I recently published a book called What Are They Thinking? Conversations with Australian Philosophers.
One reason I did this was purely selfish—I wanted an excuse to keep having interesting philosophical conversations after finishing my PhD. Another reason was that having had some experience teaching philosophy to adults who had no academic background, I knew that there are people out there who are interested in philosophy but intimidated by its difficulty. I wanted to put together a book where people could ‘eavesdrop’ on a number of conversations with actual working philosophers, written in an accessible way.
A third reason I wrote the book was to demonstrate the value and joy of philosophy at a time when the Commonwealth government had decided that philosophy (along with a number of other subjects) was not to be encouraged among new university students; rather it would be actively discouraged via the tripling of fees.
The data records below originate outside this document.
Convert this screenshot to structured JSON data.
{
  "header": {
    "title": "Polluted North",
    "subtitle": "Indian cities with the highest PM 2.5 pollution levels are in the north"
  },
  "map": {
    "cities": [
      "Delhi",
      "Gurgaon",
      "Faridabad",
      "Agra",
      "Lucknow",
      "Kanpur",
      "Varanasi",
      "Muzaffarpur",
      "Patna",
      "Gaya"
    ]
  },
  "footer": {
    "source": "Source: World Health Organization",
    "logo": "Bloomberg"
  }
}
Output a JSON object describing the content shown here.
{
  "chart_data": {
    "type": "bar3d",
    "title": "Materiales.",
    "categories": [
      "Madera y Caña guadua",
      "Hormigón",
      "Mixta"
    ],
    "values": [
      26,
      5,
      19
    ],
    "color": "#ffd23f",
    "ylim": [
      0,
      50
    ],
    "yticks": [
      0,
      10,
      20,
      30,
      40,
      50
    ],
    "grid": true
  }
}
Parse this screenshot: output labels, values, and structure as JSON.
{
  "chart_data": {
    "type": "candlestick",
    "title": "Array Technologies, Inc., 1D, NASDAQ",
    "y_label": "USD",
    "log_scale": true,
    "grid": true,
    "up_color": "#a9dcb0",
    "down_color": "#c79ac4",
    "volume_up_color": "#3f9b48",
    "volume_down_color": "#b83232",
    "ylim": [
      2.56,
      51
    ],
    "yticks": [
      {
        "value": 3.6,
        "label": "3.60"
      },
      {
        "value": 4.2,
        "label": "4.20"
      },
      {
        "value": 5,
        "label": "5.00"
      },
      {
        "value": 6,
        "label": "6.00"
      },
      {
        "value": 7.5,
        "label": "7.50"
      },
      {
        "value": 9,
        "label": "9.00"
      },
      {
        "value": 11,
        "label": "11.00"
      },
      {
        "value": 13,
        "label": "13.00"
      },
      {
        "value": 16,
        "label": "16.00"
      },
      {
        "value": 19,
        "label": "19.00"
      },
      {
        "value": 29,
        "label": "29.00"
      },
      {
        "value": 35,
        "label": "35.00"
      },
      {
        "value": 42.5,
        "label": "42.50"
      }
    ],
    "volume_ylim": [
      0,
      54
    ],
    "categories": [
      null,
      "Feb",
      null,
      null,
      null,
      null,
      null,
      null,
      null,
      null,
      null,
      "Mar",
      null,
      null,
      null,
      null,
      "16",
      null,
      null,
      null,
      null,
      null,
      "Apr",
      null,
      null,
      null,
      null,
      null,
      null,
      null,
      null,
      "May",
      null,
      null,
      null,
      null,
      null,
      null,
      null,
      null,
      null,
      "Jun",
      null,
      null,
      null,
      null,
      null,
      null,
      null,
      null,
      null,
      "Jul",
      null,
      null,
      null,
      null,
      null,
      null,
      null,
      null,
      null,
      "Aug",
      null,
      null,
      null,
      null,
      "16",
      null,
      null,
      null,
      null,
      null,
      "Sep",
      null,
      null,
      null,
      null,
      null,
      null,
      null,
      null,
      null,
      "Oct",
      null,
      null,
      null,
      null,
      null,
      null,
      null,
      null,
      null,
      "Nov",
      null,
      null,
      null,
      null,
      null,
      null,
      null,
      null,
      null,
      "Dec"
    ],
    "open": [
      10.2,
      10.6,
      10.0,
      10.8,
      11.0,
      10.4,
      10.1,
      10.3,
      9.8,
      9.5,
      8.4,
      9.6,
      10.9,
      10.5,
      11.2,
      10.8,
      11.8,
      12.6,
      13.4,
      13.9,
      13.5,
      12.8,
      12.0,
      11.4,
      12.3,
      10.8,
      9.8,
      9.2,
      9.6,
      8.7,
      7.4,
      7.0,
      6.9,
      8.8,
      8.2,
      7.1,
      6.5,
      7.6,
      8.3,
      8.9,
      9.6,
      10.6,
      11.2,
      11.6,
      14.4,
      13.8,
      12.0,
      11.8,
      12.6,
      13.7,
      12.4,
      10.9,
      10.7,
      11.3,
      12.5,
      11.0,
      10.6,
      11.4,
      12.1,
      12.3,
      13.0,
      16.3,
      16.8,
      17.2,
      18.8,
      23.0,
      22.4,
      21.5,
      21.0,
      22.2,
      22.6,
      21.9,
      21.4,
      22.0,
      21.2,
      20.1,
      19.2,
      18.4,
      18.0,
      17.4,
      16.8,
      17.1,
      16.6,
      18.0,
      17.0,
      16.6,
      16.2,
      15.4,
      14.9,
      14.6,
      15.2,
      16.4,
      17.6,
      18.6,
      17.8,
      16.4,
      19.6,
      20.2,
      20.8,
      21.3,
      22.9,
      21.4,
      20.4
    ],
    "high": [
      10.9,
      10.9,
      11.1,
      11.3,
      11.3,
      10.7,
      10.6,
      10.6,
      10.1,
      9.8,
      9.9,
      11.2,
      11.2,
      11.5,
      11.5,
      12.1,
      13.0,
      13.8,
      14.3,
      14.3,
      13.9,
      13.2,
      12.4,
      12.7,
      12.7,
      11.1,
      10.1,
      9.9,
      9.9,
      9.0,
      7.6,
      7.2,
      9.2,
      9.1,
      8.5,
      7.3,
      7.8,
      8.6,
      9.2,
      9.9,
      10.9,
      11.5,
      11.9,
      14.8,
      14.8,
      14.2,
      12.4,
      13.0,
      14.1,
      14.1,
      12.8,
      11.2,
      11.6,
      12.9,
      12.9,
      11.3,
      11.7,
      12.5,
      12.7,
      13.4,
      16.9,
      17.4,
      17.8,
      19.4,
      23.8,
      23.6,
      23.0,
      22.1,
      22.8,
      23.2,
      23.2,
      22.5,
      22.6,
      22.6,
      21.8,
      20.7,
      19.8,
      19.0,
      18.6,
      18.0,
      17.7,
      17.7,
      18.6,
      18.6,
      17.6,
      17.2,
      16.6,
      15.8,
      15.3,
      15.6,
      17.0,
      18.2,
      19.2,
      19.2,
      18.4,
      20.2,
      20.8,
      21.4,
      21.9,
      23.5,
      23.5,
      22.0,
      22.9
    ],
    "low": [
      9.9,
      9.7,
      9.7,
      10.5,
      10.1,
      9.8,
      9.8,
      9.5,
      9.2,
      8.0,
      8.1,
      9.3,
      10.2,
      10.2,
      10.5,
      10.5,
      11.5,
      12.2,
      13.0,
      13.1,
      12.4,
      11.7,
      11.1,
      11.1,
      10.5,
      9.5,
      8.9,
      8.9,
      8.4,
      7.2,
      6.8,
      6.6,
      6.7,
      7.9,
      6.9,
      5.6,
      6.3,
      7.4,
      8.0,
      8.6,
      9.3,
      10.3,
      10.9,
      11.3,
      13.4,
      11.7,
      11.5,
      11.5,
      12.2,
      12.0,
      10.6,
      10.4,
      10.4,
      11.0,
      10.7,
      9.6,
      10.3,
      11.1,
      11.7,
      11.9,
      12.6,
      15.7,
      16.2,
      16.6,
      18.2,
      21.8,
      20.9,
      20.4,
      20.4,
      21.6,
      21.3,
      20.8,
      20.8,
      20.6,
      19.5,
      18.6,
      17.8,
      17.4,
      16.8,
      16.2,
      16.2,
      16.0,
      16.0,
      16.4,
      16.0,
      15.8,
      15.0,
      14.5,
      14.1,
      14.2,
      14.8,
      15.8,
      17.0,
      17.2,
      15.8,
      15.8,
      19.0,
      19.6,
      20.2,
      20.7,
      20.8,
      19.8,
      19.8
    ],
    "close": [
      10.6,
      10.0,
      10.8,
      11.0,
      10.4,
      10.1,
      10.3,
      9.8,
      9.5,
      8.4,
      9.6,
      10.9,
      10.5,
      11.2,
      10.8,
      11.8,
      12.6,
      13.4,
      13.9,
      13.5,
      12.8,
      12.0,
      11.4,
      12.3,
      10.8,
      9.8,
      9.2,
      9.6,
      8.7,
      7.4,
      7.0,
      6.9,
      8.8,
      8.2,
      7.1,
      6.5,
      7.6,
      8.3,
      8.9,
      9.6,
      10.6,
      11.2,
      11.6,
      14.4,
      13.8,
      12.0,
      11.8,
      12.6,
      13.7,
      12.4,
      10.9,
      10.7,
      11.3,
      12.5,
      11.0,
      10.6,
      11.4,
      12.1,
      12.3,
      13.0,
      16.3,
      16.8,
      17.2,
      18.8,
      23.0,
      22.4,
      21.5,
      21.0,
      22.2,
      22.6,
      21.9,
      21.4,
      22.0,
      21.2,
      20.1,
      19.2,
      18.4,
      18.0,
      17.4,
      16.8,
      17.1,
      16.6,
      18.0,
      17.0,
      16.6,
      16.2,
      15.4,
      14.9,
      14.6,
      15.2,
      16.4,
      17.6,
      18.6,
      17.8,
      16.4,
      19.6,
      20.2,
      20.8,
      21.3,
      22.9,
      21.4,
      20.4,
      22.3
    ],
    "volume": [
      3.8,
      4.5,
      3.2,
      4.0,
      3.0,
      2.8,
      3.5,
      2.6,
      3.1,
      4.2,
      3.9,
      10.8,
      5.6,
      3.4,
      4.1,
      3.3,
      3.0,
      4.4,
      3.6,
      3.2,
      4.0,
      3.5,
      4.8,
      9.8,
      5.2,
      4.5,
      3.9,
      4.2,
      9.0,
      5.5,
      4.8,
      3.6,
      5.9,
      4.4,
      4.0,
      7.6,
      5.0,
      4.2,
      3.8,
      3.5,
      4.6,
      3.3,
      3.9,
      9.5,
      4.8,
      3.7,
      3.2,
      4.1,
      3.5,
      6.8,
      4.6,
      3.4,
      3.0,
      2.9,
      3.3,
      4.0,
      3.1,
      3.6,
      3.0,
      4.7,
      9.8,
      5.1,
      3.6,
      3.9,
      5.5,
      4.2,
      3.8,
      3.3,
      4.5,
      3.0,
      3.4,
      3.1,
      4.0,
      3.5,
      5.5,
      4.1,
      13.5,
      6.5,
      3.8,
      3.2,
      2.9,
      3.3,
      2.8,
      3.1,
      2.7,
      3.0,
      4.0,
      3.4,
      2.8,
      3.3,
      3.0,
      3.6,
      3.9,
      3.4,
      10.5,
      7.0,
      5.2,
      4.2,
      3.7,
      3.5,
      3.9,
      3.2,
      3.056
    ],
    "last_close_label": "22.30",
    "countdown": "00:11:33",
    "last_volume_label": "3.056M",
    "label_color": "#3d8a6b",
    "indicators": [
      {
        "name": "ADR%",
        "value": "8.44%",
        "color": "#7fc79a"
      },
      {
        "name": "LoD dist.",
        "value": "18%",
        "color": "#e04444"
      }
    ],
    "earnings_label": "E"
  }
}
Australia needed ‘job-ready graduates’—the implication being that philosophy makes no-one ready for any particular job at all. In fact philosophical training is hugely valuable in a knowledge economy—but the more important point is that education should be about how to live, not just about how to work.
I started each conversation with the question: ‘What is philosophy?’. One of the glories of the discipline is that it includes this question. For me, the answer has something to do with the questions that lie behind other questions. Every question we can ask has other questions behind it—for example, somewhere in the background of the question ‘what will I have for lunch today?’ lies a whole range of questions about human flourishing—and as soon as we start to consider these ‘questions behind’ then we are moving, I think, in a philosophical direction.
Each philosopher answered the ‘what is philosophy’ question differently, and the answers were interesting; but as a reviewer pointed out in The Age newspaper, ‘more meaningful and instructive than any broad explanation they might offer is the way their own practice unfolds within these conversations.’ Conversation is a good way to do philosophy. Socrates knew it; today a lot of podcasters know it too. A fair question to ask about my book is why it is not a series of podcasts. The answer is that while the dialogue form is important to me, I wanted each piece to be more than a transcript—each is a carefully crafted piece of writing; each is even, I hope, a small philosophical contribution in itself.
We covered a lot of ground. With Daniel Halliday I talked about capitalism and political economy; Margaret Cameron and I discussed the history of philosophy and the medieval contribution. Greg Restall explained logical pluralism; Christopher Cordner explored the place of love and attention in our moral lives. Kristie Miller stretched my brain by making me think about the nature of time and how it passes, and Bronwyn Finnigan shared her latest thinking about Buddhist contributions to dealing with fear. Moira Gatens showed how Spinoza (no feminist) can inform feminist thought; Seth Lazar explained how new technologies are changing the power relations within which we live. Dalia Nassar brought German Romantic thought up against our current environmental challenges, and Peter Singer described his move from hedonistic to preference utilitarianism and back again.
As I read back over these descriptions I realise they are inadequate—in each case we roamed over many different aspects of the philosopher’s work and of philosophy itself. I’m very grateful to each of the philosophers involved. I hope this book will be interesting to people ‘in the game’ of professional philosophy, as well as the merely curious. One of the philosophers in the book told me that she looked forward to reading it to find out what her colleagues were up to! I hope also that it will be picked up by a young person, perhaps doing a first year philosophy subject or two, perhaps not, who will be moved by some of the questions explored in the book, disturbed by them, unable to let them go. This person will go on to study more philosophy, both formally and informally, and the habits of thought this allows them to form will shape all of their thinking, and, indeed, their approach to their life. This may in fact help them to be very valuable to a prospective employer, but that’s not why they do it. They do it because they are thinking creatures and they are excited about where their thought may take them.